In this case,FlexBooker was using an AWS S3 bucket.
S3 buckets are an increasingly popular enterprise cloud storage solution.
However, users must set up their security protocols manually to protect any data stored therein.
So, we sent another email informing them of a new breach.
For example, a plumbing supply company was using FlexBooker to schedule consultations between employees and customers.
In this instance, PII data for both people were exposed.
FlexBookers S3 bucket was live at the time of discovery and constantly updated with additional data.
In a phishing campaign, criminals send victims fake emails and text messages imitating businesses.
Some bookings exposed incurred cancellation fees, adding a cost to the users.
Hackers would not have any obvious financial gain from such actions.
They could simply decide to engage in such malicious activities for fun.
If users abandon FlexBooker en masse,it may never recover that lost revenue.
Potential users will undoubtedly consider alternatives based on the number of stories about breaches and hacks at FlexBooker.

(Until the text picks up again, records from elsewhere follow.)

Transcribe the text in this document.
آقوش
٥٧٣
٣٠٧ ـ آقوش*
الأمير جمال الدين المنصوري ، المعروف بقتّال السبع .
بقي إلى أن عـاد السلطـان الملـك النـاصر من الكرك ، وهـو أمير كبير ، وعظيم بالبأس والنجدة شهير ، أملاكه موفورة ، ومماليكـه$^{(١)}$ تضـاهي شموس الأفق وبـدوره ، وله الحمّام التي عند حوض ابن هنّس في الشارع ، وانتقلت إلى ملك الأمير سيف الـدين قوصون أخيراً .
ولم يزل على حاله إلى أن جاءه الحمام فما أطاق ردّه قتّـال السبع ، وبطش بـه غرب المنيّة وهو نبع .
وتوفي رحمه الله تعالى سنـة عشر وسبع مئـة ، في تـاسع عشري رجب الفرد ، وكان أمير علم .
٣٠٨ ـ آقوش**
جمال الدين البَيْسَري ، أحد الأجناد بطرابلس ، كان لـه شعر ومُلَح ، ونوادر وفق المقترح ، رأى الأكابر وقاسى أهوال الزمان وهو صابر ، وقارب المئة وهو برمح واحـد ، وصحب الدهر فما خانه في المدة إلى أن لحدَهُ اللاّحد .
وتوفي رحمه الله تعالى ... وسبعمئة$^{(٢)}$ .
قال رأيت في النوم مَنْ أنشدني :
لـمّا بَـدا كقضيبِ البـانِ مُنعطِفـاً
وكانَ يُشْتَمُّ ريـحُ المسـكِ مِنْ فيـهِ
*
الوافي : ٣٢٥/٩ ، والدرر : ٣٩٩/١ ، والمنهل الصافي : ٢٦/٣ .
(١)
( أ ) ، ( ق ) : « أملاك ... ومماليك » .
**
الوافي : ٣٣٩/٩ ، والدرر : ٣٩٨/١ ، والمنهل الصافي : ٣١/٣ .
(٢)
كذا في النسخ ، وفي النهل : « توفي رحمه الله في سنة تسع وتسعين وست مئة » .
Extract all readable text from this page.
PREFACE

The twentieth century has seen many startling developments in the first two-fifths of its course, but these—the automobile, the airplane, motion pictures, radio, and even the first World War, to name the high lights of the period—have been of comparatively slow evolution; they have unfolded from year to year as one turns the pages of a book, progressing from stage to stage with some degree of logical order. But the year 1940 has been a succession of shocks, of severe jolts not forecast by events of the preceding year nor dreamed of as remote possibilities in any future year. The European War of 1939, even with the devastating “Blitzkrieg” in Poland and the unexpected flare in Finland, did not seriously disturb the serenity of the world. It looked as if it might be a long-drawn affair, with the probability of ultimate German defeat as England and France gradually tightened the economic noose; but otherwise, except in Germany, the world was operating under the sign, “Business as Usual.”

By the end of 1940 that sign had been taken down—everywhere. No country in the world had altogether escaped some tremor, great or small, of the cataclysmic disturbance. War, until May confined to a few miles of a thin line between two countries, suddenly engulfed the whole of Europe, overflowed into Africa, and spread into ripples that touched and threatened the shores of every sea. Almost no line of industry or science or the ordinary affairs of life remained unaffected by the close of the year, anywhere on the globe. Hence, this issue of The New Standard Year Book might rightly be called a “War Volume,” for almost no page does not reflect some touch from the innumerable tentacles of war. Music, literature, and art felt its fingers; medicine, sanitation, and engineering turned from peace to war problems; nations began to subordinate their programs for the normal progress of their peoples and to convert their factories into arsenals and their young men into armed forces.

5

Amazon provides detailed instructions to AWS users to help them secure S3 buckets and keep them private.
To learn about data vulnerabilities in general, read ourcomplete guide to online privacy.
It shows you the many ways cybercriminals target internet users and the steps you might take to stay safe.
They then examine each data store for any data being leaked.
Our team was able to access this S3 bucket because it was completely unsecured and unencrypted.
The purpose of this web mapping project is to helpmake the internet safer for all users.
Only the data’s owner can know that.
We never sell, store, or expose any information we encounter during our security research.
Our ethical security research team has discovered and disclosed some of the most impactful data breaches in recent years.
This has included an enormous data breach by a Ghanaian government agency thatexposed 100,000s of the countrys citizens.
We also revealed that an Australian marketing company was harvesting and exposingdata collected from 100,000s of people.
You may also want to readour VPN Leak Report and Data Privacy Stats Report.
Help Us Protect The Internet!
Alternatively, anyone cansubmit a breach to vpnMentor, any time, from anywhere, without compromising your privacy.
Check the Leak Box here »
kindly, comment on how to improve this article.